The group that convened at the Arts Learning Exchange in San Diego came from diverse backgrounds and organizations--from school districts, to city arts councils, to El Sistema-inspired programs, to a variety of arts education nonprofits. It was refreshing to broaden our perspectives of the larger world of education and arts education. I only observed the word "El Sistema" mentioned a few times in the two days that I was there, although it was inevitable that the Sistema folks found each other, brainstorming how to connect the knowledge and our ideas to our specific programs. Chula Vista School District has gone from 0 to 70 arts and music teachers in just a few years, and San Diego is starting down a similar path, as well as collaborating with various arts organizations and teaching artists. Additionally, the Community Opus Project, San Diego Youth Symphony's El Sistema-inspired program, serves hundreds of kids after school where they receive even more intensive and in depth instruction.

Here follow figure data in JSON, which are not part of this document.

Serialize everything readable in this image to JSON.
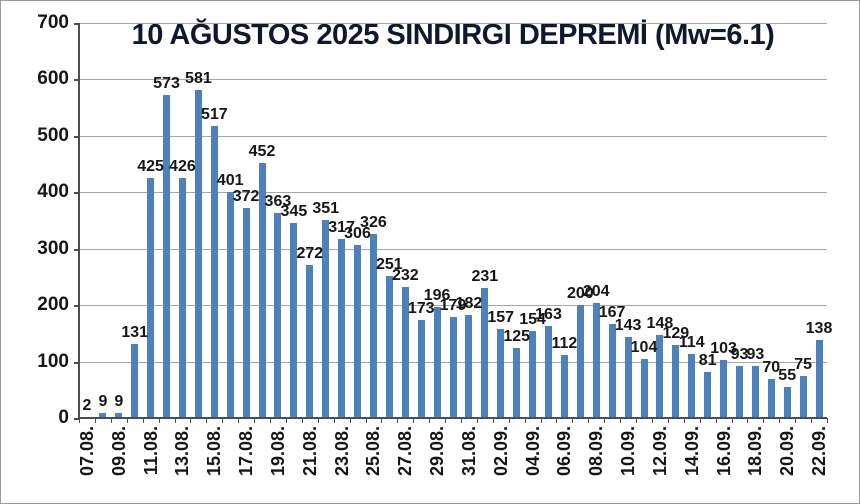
{
  "title": "10 AĞUSTOS 2025 SINDIRGI DEPREMİ (Mw=6.1)",
  "chart_data": {
    "type": "bar",
    "title": "10 AĞUSTOS 2025 SINDIRGI DEPREMİ (Mw=6.1)",
    "xlabel": "",
    "ylabel": "",
    "ylim": [
      0,
      700
    ],
    "y_ticks": [
      0,
      100,
      200,
      300,
      400,
      500,
      600,
      700
    ],
    "grid": true,
    "legend": false,
    "data_labels": true,
    "bar_color": "#4e80bc",
    "categories": [
      "07.08.",
      "08.08.",
      "09.08.",
      "10.08.",
      "11.08.",
      "12.08.",
      "13.08.",
      "14.08.",
      "15.08.",
      "16.08.",
      "17.08.",
      "18.08.",
      "19.08.",
      "20.08.",
      "21.08.",
      "22.08.",
      "23.08.",
      "24.08.",
      "25.08.",
      "26.08.",
      "27.08.",
      "28.08.",
      "29.08.",
      "30.08.",
      "31.08.",
      "01.09.",
      "02.09.",
      "03.09.",
      "04.09.",
      "05.09.",
      "06.09.",
      "07.09.",
      "08.09.",
      "09.09.",
      "10.09.",
      "11.09.",
      "12.09.",
      "13.09.",
      "14.09.",
      "15.09.",
      "16.09.",
      "17.09.",
      "18.09.",
      "19.09.",
      "20.09.",
      "21.09.",
      "22.09."
    ],
    "values": [
      2,
      9,
      9,
      131,
      425,
      573,
      426,
      581,
      517,
      401,
      372,
      452,
      363,
      345,
      272,
      351,
      317,
      306,
      326,
      251,
      232,
      173,
      196,
      179,
      182,
      231,
      157,
      125,
      154,
      163,
      112,
      200,
      204,
      167,
      143,
      104,
      148,
      129,
      114,
      81,
      103,
      93,
      93,
      70,
      55,
      75,
      138
    ],
    "x_tick_labels": [
      "07.08.",
      "09.08.",
      "11.08.",
      "13.08.",
      "15.08.",
      "17.08.",
      "19.08.",
      "21.08.",
      "23.08.",
      "25.08.",
      "27.08.",
      "29.08.",
      "31.08.",
      "02.09.",
      "04.09.",
      "06.09.",
      "08.09.",
      "10.09.",
      "12.09.",
      "14.09.",
      "16.09.",
      "18.09.",
      "20.09.",
      "22.09."
    ],
    "x_tick_every": 2
  }
}
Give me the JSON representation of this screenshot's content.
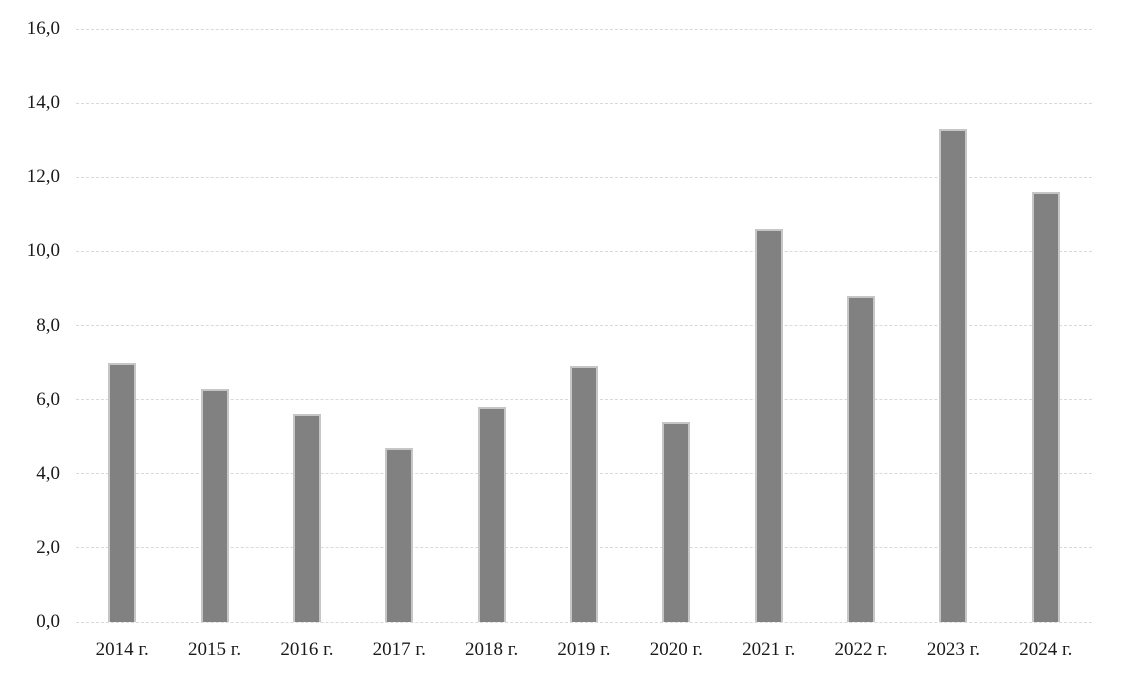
{
  "chart_data": {
    "type": "bar",
    "title": "",
    "xlabel": "",
    "ylabel": "",
    "categories": [
      "2014 г.",
      "2015 г.",
      "2016 г.",
      "2017 г.",
      "2018 г.",
      "2019 г.",
      "2020 г.",
      "2021 г.",
      "2022 г.",
      "2023 г.",
      "2024 г."
    ],
    "values": [
      7.0,
      6.3,
      5.6,
      4.7,
      5.8,
      6.9,
      5.4,
      10.6,
      8.8,
      13.3,
      11.6
    ],
    "ylim": [
      0,
      16
    ],
    "ytick_step": 2,
    "ytick_labels": [
      "0,0",
      "2,0",
      "4,0",
      "6,0",
      "8,0",
      "10,0",
      "12,0",
      "14,0",
      "16,0"
    ],
    "grid": true,
    "gridline_style": "dashed",
    "legend_position": "none",
    "decimal_separator": ",",
    "colors": {
      "bar_fill": "#818181",
      "bar_border": "#c6c6c6",
      "gridline": "#d9d9d9",
      "text": "#1a1a1a",
      "background": "#ffffff"
    }
  }
}
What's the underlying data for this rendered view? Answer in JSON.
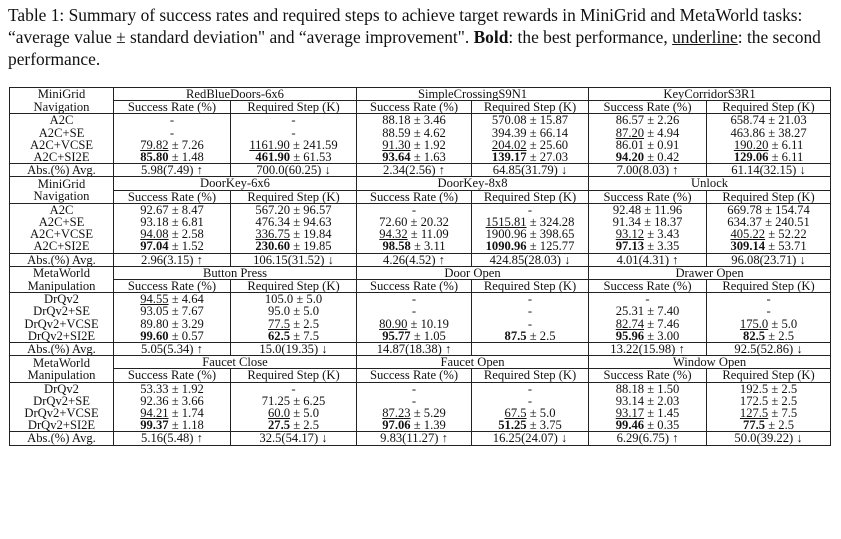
{
  "caption": {
    "prefix": "Table 1: Summary of success rates and required steps to achieve target rewards in MiniGrid and MetaWorld tasks: “average value ± standard deviation\" and “average improvement\". ",
    "bold_word": "Bold",
    "mid": ": the best performance, ",
    "underline_word": "underline",
    "suffix": ": the second performance."
  },
  "col_headers": [
    "Success Rate (%)",
    "Required Step (K)"
  ],
  "sections": [
    {
      "label1": "MiniGrid",
      "label2": "Navigation",
      "tasks": [
        "RedBlueDoors-6x6",
        "SimpleCrossingS9N1",
        "KeyCorridorS3R1"
      ],
      "rows": [
        {
          "method": "A2C",
          "cells": [
            {
              "t": "-"
            },
            {
              "t": "-"
            },
            {
              "t": "88.18 ± 3.46"
            },
            {
              "t": "570.08 ± 15.87"
            },
            {
              "t": "86.57 ± 2.26"
            },
            {
              "t": "658.74 ± 21.03"
            }
          ]
        },
        {
          "method": "A2C+SE",
          "cells": [
            {
              "t": "-"
            },
            {
              "t": "-"
            },
            {
              "t": "88.59 ± 4.62"
            },
            {
              "t": "394.39 ± 66.14"
            },
            {
              "m": "87.20",
              "r": " ± 4.94",
              "s": "u"
            },
            {
              "t": "463.86 ± 38.27"
            }
          ]
        },
        {
          "method": "A2C+VCSE",
          "cells": [
            {
              "m": "79.82",
              "r": " ± 7.26",
              "s": "u"
            },
            {
              "m": "1161.90",
              "r": " ± 241.59",
              "s": "u"
            },
            {
              "m": "91.30",
              "r": " ± 1.92",
              "s": "u"
            },
            {
              "m": "204.02",
              "r": " ± 25.60",
              "s": "u"
            },
            {
              "t": "86.01 ± 0.91"
            },
            {
              "m": "190.20",
              "r": " ± 6.11",
              "s": "u"
            }
          ]
        },
        {
          "method": "A2C+SI2E",
          "cells": [
            {
              "m": "85.80",
              "r": " ± 1.48",
              "s": "b"
            },
            {
              "m": "461.90",
              "r": " ± 61.53",
              "s": "b"
            },
            {
              "m": "93.64",
              "r": " ± 1.63",
              "s": "b"
            },
            {
              "m": "139.17",
              "r": " ± 27.03",
              "s": "b"
            },
            {
              "m": "94.20",
              "r": " ± 0.42",
              "s": "b"
            },
            {
              "m": "129.06",
              "r": " ± 6.11",
              "s": "b"
            }
          ]
        }
      ],
      "abs": {
        "label": "Abs.(%) Avg.",
        "cells": [
          "5.98(7.49) ↑",
          "700.0(60.25) ↓",
          "2.34(2.56) ↑",
          "64.85(31.79) ↓",
          "7.00(8.03) ↑",
          "61.14(32.15) ↓"
        ]
      }
    },
    {
      "label1": "MiniGrid",
      "label2": "Navigation",
      "tasks": [
        "DoorKey-6x6",
        "DoorKey-8x8",
        "Unlock"
      ],
      "rows": [
        {
          "method": "A2C",
          "cells": [
            {
              "t": "92.67 ± 8.47"
            },
            {
              "t": "567.20 ± 96.57"
            },
            {
              "t": "-"
            },
            {
              "t": "-"
            },
            {
              "t": "92.48 ± 11.96"
            },
            {
              "t": "669.78 ± 154.74"
            }
          ]
        },
        {
          "method": "A2C+SE",
          "cells": [
            {
              "t": "93.18 ± 6.81"
            },
            {
              "t": "476.34 ± 94.63"
            },
            {
              "t": "72.60 ± 20.32"
            },
            {
              "m": "1515.81",
              "r": " ± 324.28",
              "s": "u"
            },
            {
              "t": "91.34 ± 18.37"
            },
            {
              "t": "634.37 ± 240.51"
            }
          ]
        },
        {
          "method": "A2C+VCSE",
          "cells": [
            {
              "m": "94.08",
              "r": " ± 2.58",
              "s": "u"
            },
            {
              "m": "336.75",
              "r": " ± 19.84",
              "s": "u"
            },
            {
              "m": "94.32",
              "r": " ± 11.09",
              "s": "u"
            },
            {
              "t": "1900.96 ± 398.65"
            },
            {
              "m": "93.12",
              "r": " ± 3.43",
              "s": "u"
            },
            {
              "m": "405.22",
              "r": " ± 52.22",
              "s": "u"
            }
          ]
        },
        {
          "method": "A2C+SI2E",
          "cells": [
            {
              "m": "97.04",
              "r": " ± 1.52",
              "s": "b"
            },
            {
              "m": "230.60",
              "r": " ± 19.85",
              "s": "b"
            },
            {
              "m": "98.58",
              "r": " ± 3.11",
              "s": "b"
            },
            {
              "m": "1090.96",
              "r": " ± 125.77",
              "s": "b"
            },
            {
              "m": "97.13",
              "r": " ± 3.35",
              "s": "b"
            },
            {
              "m": "309.14",
              "r": " ± 53.71",
              "s": "b"
            }
          ]
        }
      ],
      "abs": {
        "label": "Abs.(%) Avg.",
        "cells": [
          "2.96(3.15) ↑",
          "106.15(31.52) ↓",
          "4.26(4.52) ↑",
          "424.85(28.03) ↓",
          "4.01(4.31) ↑",
          "96.08(23.71) ↓"
        ]
      }
    },
    {
      "label1": "MetaWorld",
      "label2": "Manipulation",
      "tasks": [
        "Button Press",
        "Door Open",
        "Drawer Open"
      ],
      "rows": [
        {
          "method": "DrQv2",
          "cells": [
            {
              "m": "94.55",
              "r": " ± 4.64",
              "s": "u"
            },
            {
              "t": "105.0 ± 5.0"
            },
            {
              "t": "-"
            },
            {
              "t": "-"
            },
            {
              "t": "-"
            },
            {
              "t": "-"
            }
          ]
        },
        {
          "method": "DrQv2+SE",
          "cells": [
            {
              "t": "93.05 ± 7.67"
            },
            {
              "t": "95.0 ± 5.0"
            },
            {
              "t": "-"
            },
            {
              "t": "-"
            },
            {
              "t": "25.31 ± 7.40"
            },
            {
              "t": "-"
            }
          ]
        },
        {
          "method": "DrQv2+VCSE",
          "cells": [
            {
              "t": "89.80 ± 3.29"
            },
            {
              "m": "77.5",
              "r": " ± 2.5",
              "s": "u"
            },
            {
              "m": "80.90",
              "r": " ± 10.19",
              "s": "u"
            },
            {
              "t": "-"
            },
            {
              "m": "82.74",
              "r": " ± 7.46",
              "s": "u"
            },
            {
              "m": "175.0",
              "r": " ± 5.0",
              "s": "u"
            }
          ]
        },
        {
          "method": "DrQv2+SI2E",
          "cells": [
            {
              "m": "99.60",
              "r": " ± 0.57",
              "s": "b"
            },
            {
              "m": "62.5",
              "r": " ± 7.5",
              "s": "b"
            },
            {
              "m": "95.77",
              "r": " ± 1.05",
              "s": "b"
            },
            {
              "m": "87.5",
              "r": " ± 2.5",
              "s": "b"
            },
            {
              "m": "95.96",
              "r": " ± 3.00",
              "s": "b"
            },
            {
              "m": "82.5",
              "r": " ± 2.5",
              "s": "b"
            }
          ]
        }
      ],
      "abs": {
        "label": "Abs.(%) Avg.",
        "cells": [
          "5.05(5.34) ↑",
          "15.0(19.35) ↓",
          "14.87(18.38) ↑",
          "",
          "13.22(15.98) ↑",
          "92.5(52.86) ↓"
        ]
      }
    },
    {
      "label1": "MetaWorld",
      "label2": "Manipulation",
      "tasks": [
        "Faucet Close",
        "Faucet Open",
        "Window Open"
      ],
      "rows": [
        {
          "method": "DrQv2",
          "cells": [
            {
              "t": "53.33 ± 1.92"
            },
            {
              "t": "-"
            },
            {
              "t": "-"
            },
            {
              "t": "-"
            },
            {
              "t": "88.18 ± 1.50"
            },
            {
              "t": "192.5 ± 2.5"
            }
          ]
        },
        {
          "method": "DrQv2+SE",
          "cells": [
            {
              "t": "92.36 ± 3.66"
            },
            {
              "t": "71.25 ± 6.25"
            },
            {
              "t": "-"
            },
            {
              "t": "-"
            },
            {
              "t": "93.14 ± 2.03"
            },
            {
              "t": "172.5 ± 2.5"
            }
          ]
        },
        {
          "method": "DrQv2+VCSE",
          "cells": [
            {
              "m": "94.21",
              "r": " ± 1.74",
              "s": "u"
            },
            {
              "m": "60.0",
              "r": " ± 5.0",
              "s": "u"
            },
            {
              "m": "87.23",
              "r": " ± 5.29",
              "s": "u"
            },
            {
              "m": "67.5",
              "r": " ± 5.0",
              "s": "u"
            },
            {
              "m": "93.17",
              "r": " ± 1.45",
              "s": "u"
            },
            {
              "m": "127.5",
              "r": " ± 7.5",
              "s": "u"
            }
          ]
        },
        {
          "method": "DrQv2+SI2E",
          "cells": [
            {
              "m": "99.37",
              "r": " ± 1.18",
              "s": "b"
            },
            {
              "m": "27.5",
              "r": " ± 2.5",
              "s": "b"
            },
            {
              "m": "97.06",
              "r": " ± 1.39",
              "s": "b"
            },
            {
              "m": "51.25",
              "r": " ± 3.75",
              "s": "b"
            },
            {
              "m": "99.46",
              "r": " ± 0.35",
              "s": "b"
            },
            {
              "m": "77.5",
              "r": " ± 2.5",
              "s": "b"
            }
          ]
        }
      ],
      "abs": {
        "label": "Abs.(%) Avg.",
        "cells": [
          "5.16(5.48) ↑",
          "32.5(54.17) ↓",
          "9.83(11.27) ↑",
          "16.25(24.07) ↓",
          "6.29(6.75) ↑",
          "50.0(39.22) ↓"
        ]
      }
    }
  ]
}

Amidst the many partnerships, initiatives, and programs, it was important to distinguish between the different kinds (and intentions) of the student learning experiences. Arts integration, where artistic mediums are woven into various school subjects (e.g. science, language arts) to further mastery of the subject, was an effective way to employ and engage teaching artists and outside arts organizations (while raising student achievement). After observing a theater teaching artist working with a first grade language arts class, I began to wonder if any teaching artists from my particular program could ever take on a similar role, in addition to their after school work, in order to create more job opportunities and utilize their skills. It was pointed out that arts integration, while effective and necessary to enhance school learning, was not a replacement for arts education (i.e. the traditional music or art classes that have been cut from schools in recent years).
The seventy arts and music teachers that have been hired in Chula Vista work during the school day, teaching skill-based arts and music classes that schools so desperately need. While the Sistema discussion in the U.S. has often referenced filling the gaps that exist as a result of the lack of these school day programs, after school El Sistema-inspired programs are not the solution or replacement. They are the third type of student learning: in depth, transformative music practice and performance. There was overlap in teaching artists between the school music education programs and teaching artists in the Community Opus Project, which provided for a stronger partnership and continuity between the school day and after school.
What struck me most was the strength and number of private-public partnerships in both the Chula Vista and San Diego school districts. Each type of learning was important and empowering, and each entity seems to understand that they hold a unique role in the community. No one can be everything, but everyone can be something--and the combined strengths have a powerful effect.